Clark and Adam burst out laughing and I shrugged apologetically to Elodie, smiling sweetly at her. She rolled her eyes and threw up her hands. “I’m going to check the dinner.”

“Do you need help?” I asked politely.

“No, no. My ass can handle itself in the kitchen, thank you very much.”

Chuckling, I watched her leave and then looked down at Ellie with a wide grin. “Now I understand why you don’t curse a lot.”

“So why is Adam an arse?” Hannah persisted.

Ellie stood up, shooting the man in question a dirty look. “I think the question is: when isn’t he an arse?” And then she stormed off after her mother.

Adam’s gaze followed her out the room, his eyes no longer laughing.
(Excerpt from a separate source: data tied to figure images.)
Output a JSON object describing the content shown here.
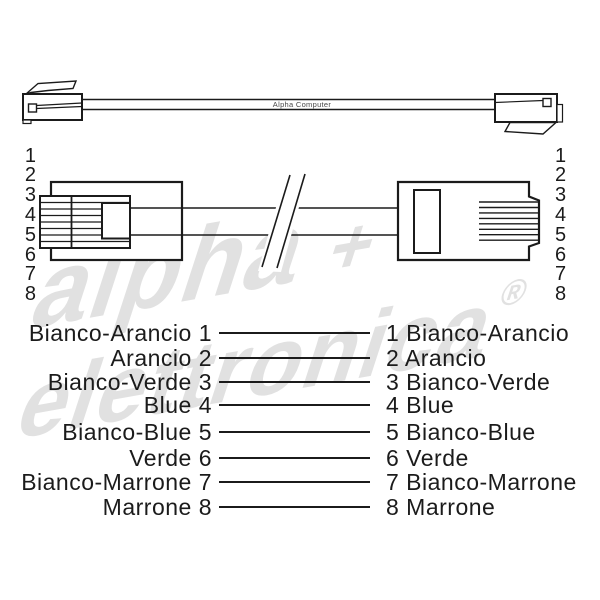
{
  "watermark": {
    "word1": "alpha",
    "plus": "+",
    "word2": "elettronica",
    "registered": "®",
    "color": "#e1e1e1"
  },
  "cable": {
    "brand_label": "Alpha Computer"
  },
  "pin_numbers": [
    "1",
    "2",
    "3",
    "4",
    "5",
    "6",
    "7",
    "8"
  ],
  "wiring_rows": [
    {
      "pin": "1",
      "color_name": "Bianco-Arancio",
      "left": "Bianco-Arancio 1",
      "right": "1 Bianco-Arancio"
    },
    {
      "pin": "2",
      "color_name": "Arancio",
      "left": "Arancio 2",
      "right": "2 Arancio"
    },
    {
      "pin": "3",
      "color_name": "Bianco-Verde",
      "left": "Bianco-Verde 3",
      "right": "3 Bianco-Verde"
    },
    {
      "pin": "4",
      "color_name": "Blue",
      "left": "Blue 4",
      "right": "4 Blue"
    },
    {
      "pin": "5",
      "color_name": "Bianco-Blue",
      "left": "Bianco-Blue 5",
      "right": "5 Bianco-Blue"
    },
    {
      "pin": "6",
      "color_name": "Verde",
      "left": "Verde 6",
      "right": "6 Verde"
    },
    {
      "pin": "7",
      "color_name": "Bianco-Marrone",
      "left": "Bianco-Marrone 7",
      "right": "7 Bianco-Marrone"
    },
    {
      "pin": "8",
      "color_name": "Marrone",
      "left": "Marrone 8",
      "right": "8 Marrone"
    }
  ],
  "colors": {
    "ink": "#1b1b1b",
    "watermark": "#e1e1e1",
    "cable_label_text": "#4a4a4a"
  }
}
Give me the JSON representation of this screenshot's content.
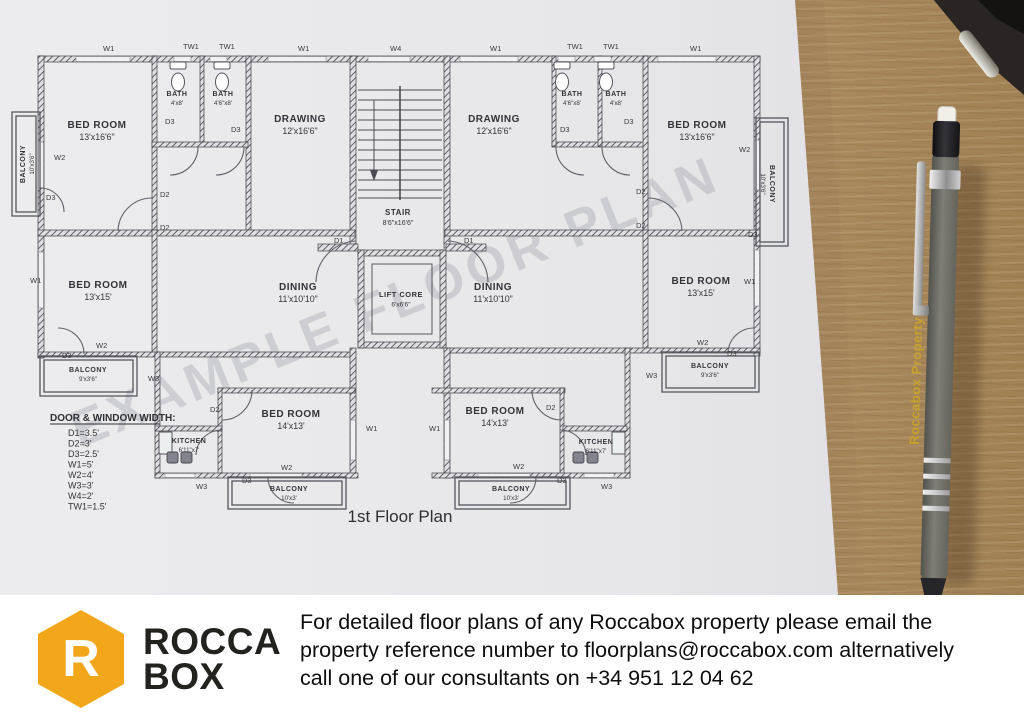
{
  "photo": {
    "watermark": "EXAMPLE FLOOR PLAN",
    "pen_text": "Roccabox Property"
  },
  "plan": {
    "title": "1st Floor Plan",
    "legend": {
      "heading": "DOOR & WINDOW WIDTH:",
      "items": [
        "D1=3.5'",
        "D2=3'",
        "D3=2.5'",
        "W1=5'",
        "W2=4'",
        "W3=3'",
        "W4=2'",
        "TW1=1.5'"
      ]
    },
    "rooms": [
      {
        "name": "BED ROOM",
        "dims": "13'x16'6\"",
        "x": 97,
        "y": 128,
        "fs": 10
      },
      {
        "name": "BATH",
        "dims": "4'x8'",
        "x": 177,
        "y": 96,
        "fs": 7
      },
      {
        "name": "BATH",
        "dims": "4'6\"x8'",
        "x": 223,
        "y": 96,
        "fs": 7
      },
      {
        "name": "DRAWING",
        "dims": "12'x16'6\"",
        "x": 300,
        "y": 122,
        "fs": 10
      },
      {
        "name": "STAIR",
        "dims": "8'6\"x16'6\"",
        "x": 398,
        "y": 215,
        "fs": 8
      },
      {
        "name": "DRAWING",
        "dims": "12'x16'6\"",
        "x": 494,
        "y": 122,
        "fs": 10
      },
      {
        "name": "BATH",
        "dims": "4'6\"x8'",
        "x": 572,
        "y": 96,
        "fs": 7
      },
      {
        "name": "BATH",
        "dims": "4'x8'",
        "x": 616,
        "y": 96,
        "fs": 7
      },
      {
        "name": "BED ROOM",
        "dims": "13'x16'6\"",
        "x": 697,
        "y": 128,
        "fs": 10
      },
      {
        "name": "BALCONY",
        "dims": "10'x3'6\"",
        "x": 25,
        "y": 164,
        "fs": 7,
        "rot": -90
      },
      {
        "name": "BALCONY",
        "dims": "10'x3'6\"",
        "x": 770,
        "y": 184,
        "fs": 7,
        "rot": 90
      },
      {
        "name": "BED ROOM",
        "dims": "13'x15'",
        "x": 98,
        "y": 288,
        "fs": 10
      },
      {
        "name": "DINING",
        "dims": "11'x10'10\"",
        "x": 298,
        "y": 290,
        "fs": 10
      },
      {
        "name": "LIFT CORE",
        "dims": "6'x6'6\"",
        "x": 401,
        "y": 297,
        "fs": 7.5
      },
      {
        "name": "DINING",
        "dims": "11'x10'10\"",
        "x": 493,
        "y": 290,
        "fs": 10
      },
      {
        "name": "BED ROOM",
        "dims": "13'x15'",
        "x": 701,
        "y": 284,
        "fs": 10
      },
      {
        "name": "BALCONY",
        "dims": "9'x3'6\"",
        "x": 88,
        "y": 372,
        "fs": 7
      },
      {
        "name": "BALCONY",
        "dims": "9'x3'6\"",
        "x": 710,
        "y": 368,
        "fs": 7
      },
      {
        "name": "KITCHEN",
        "dims": "6'11\"x7'",
        "x": 189,
        "y": 443,
        "fs": 7
      },
      {
        "name": "BED ROOM",
        "dims": "14'x13'",
        "x": 291,
        "y": 417,
        "fs": 10
      },
      {
        "name": "BED ROOM",
        "dims": "14'x13'",
        "x": 495,
        "y": 414,
        "fs": 10
      },
      {
        "name": "KITCHEN",
        "dims": "6'11\"x7'",
        "x": 596,
        "y": 444,
        "fs": 7
      },
      {
        "name": "BALCONY",
        "dims": "10'x3'",
        "x": 289,
        "y": 491,
        "fs": 7
      },
      {
        "name": "BALCONY",
        "dims": "10'x3'",
        "x": 511,
        "y": 491,
        "fs": 7
      }
    ],
    "wall_tags": [
      {
        "t": "W1",
        "x": 103,
        "y": 51
      },
      {
        "t": "TW1",
        "x": 183,
        "y": 49
      },
      {
        "t": "TW1",
        "x": 219,
        "y": 49
      },
      {
        "t": "W1",
        "x": 298,
        "y": 51
      },
      {
        "t": "W4",
        "x": 390,
        "y": 51
      },
      {
        "t": "W1",
        "x": 490,
        "y": 51
      },
      {
        "t": "TW1",
        "x": 567,
        "y": 49
      },
      {
        "t": "TW1",
        "x": 603,
        "y": 49
      },
      {
        "t": "W1",
        "x": 690,
        "y": 51
      },
      {
        "t": "W2",
        "x": 54,
        "y": 160
      },
      {
        "t": "D3",
        "x": 46,
        "y": 200
      },
      {
        "t": "W1",
        "x": 30,
        "y": 283
      },
      {
        "t": "W2",
        "x": 739,
        "y": 152
      },
      {
        "t": "D3",
        "x": 748,
        "y": 237
      },
      {
        "t": "W1",
        "x": 744,
        "y": 284
      },
      {
        "t": "D3",
        "x": 165,
        "y": 124
      },
      {
        "t": "D3",
        "x": 231,
        "y": 132
      },
      {
        "t": "D3",
        "x": 560,
        "y": 132
      },
      {
        "t": "D3",
        "x": 624,
        "y": 124
      },
      {
        "t": "D2",
        "x": 160,
        "y": 197
      },
      {
        "t": "D2",
        "x": 160,
        "y": 230
      },
      {
        "t": "D2",
        "x": 636,
        "y": 194
      },
      {
        "t": "D2",
        "x": 636,
        "y": 228
      },
      {
        "t": "D1",
        "x": 334,
        "y": 243
      },
      {
        "t": "D1",
        "x": 464,
        "y": 243
      },
      {
        "t": "W2",
        "x": 96,
        "y": 348
      },
      {
        "t": "D3",
        "x": 62,
        "y": 358
      },
      {
        "t": "W3",
        "x": 148,
        "y": 381
      },
      {
        "t": "W2",
        "x": 697,
        "y": 345
      },
      {
        "t": "D3",
        "x": 727,
        "y": 356
      },
      {
        "t": "W3",
        "x": 646,
        "y": 378
      },
      {
        "t": "D2",
        "x": 210,
        "y": 412
      },
      {
        "t": "D2",
        "x": 546,
        "y": 410
      },
      {
        "t": "W1",
        "x": 366,
        "y": 431
      },
      {
        "t": "W1",
        "x": 429,
        "y": 431
      },
      {
        "t": "W2",
        "x": 281,
        "y": 470
      },
      {
        "t": "D3",
        "x": 242,
        "y": 483
      },
      {
        "t": "W3",
        "x": 196,
        "y": 489
      },
      {
        "t": "W2",
        "x": 513,
        "y": 469
      },
      {
        "t": "D3",
        "x": 557,
        "y": 483
      },
      {
        "t": "W3",
        "x": 601,
        "y": 489
      }
    ]
  },
  "footer": {
    "logo_letter": "R",
    "logo_line1": "ROCCA",
    "logo_line2": "BOX",
    "brand_color": "#F2A71B",
    "lines": [
      "For detailed floor plans of any Roccabox property please email the",
      "property reference number to floorplans@roccabox.com alternatively",
      "call one of our consultants on +34 951 12 04 62"
    ]
  },
  "colors": {
    "brand": "#F2A71B",
    "paper": "#e8e8ec",
    "wood": "#9a7b52",
    "ink": "#3c3c44"
  }
}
He turned back to me. “I messed up.”

Understatement of the year. “I guess you did.”

I could feel Clark’s eyes on us as Adam sighed, and when I looked over at Ellie’s stepdad I could see he wasn’t amused anymore. His gaze was burning into Adam with a million questions, and I got the impression he was putting two and two together.

Time to divert his attention. “So Hannah, did you read the books I recommended?”

Her eyes lit up as she nodded. “They were amazing. I’ve been looking up more dystopian books since.”

“You’ve got Hannah reading dystopian novels?” Adam asked with surprise, smiling at me.

“Yes.”

“She’s fourteen.”

“Well, these are written for fourteen year olds. Anyway, I was taught 1984 when I was fourteen.”

“George Orwell,” Clark muttered.

I grinned. “Not a fan?”

“Hannah’s reading Animal Farm for English,” he said, as if that explained it.

Hannah was smiling, a little twinkle of devilment in her eyes that reminded me of Ellie. “I’m reading it out loud to mum and dad so they can help me.”

In other words, she was torturing her mum and dad for fun. She and Ellie really were full of surprises. Angels with dirty faces, as they saying goes.

A few minutes later we were sitting around the table, Ellie and Elodie bickering unintelligibly.

“I just said you looked pale.” Elodie eventually sighed as she took her seat with the rest of us.

“Which translates into ‘you look like crap’.”

“I never said that. I asked why you’re pale?”

“I have a headache.” She shrugged, her shoulders tense, her lips and brow pinched.